Interesting facts about Louise Boyd:
· The first female member of the American Geographical Society.
· For exploring the Arctic and Greenland, she was called the "Queen of Ice" and "Lady of the Arctic".
· Organized a search for Roald Amundsen, who disappeared in the Barents Sea area. She received the Order of Norway for this.
· I did a special task for the US authorities: I investigated the magnetic field of the North Pole.
· At the age of 67, she was the first woman to visit the North Pole.
In 1934, Louise Boyd participated in the International Congress of Geographers in Warsaw. After him, the researcher went to Pinsk Polesie.
In Pinsk, the researcher was impressed by the fair. "The city stands at a crossroads. People came and met here from all the outskirts, who were separated by tens of kilometers of water. Numerous peasant boats were adapted not only for fishing, but also for transporting livestock and hay. For centuries it has been the main transport of the region. " - the traveler wrote in her notes.
Finally, Boyd began her journey through the waterways of Polesie. She wrote in her diary: "Swamps are usually described as something extremely flat and monotonous, which I didn't see here because my main target was the locals.
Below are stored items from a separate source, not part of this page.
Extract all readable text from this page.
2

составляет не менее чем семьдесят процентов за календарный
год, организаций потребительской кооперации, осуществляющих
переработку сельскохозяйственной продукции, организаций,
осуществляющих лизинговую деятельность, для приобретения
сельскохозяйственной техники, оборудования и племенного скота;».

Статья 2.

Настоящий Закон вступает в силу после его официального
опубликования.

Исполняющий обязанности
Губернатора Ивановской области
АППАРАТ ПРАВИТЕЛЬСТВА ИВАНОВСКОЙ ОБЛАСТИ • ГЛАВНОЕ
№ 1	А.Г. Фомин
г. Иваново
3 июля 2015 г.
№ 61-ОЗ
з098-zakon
Living on or among waterways, they create a special ethnic core that distinguishes these people from the rest."
During the trip, Boyd took about 700 pictures. She photographed local residents, huts, churches, stables, haystacks, fishing gear. She published 110 photos in a photo album a year later, when she returned to New York. The famous researcher discovered Polesie in all its originality to the American world.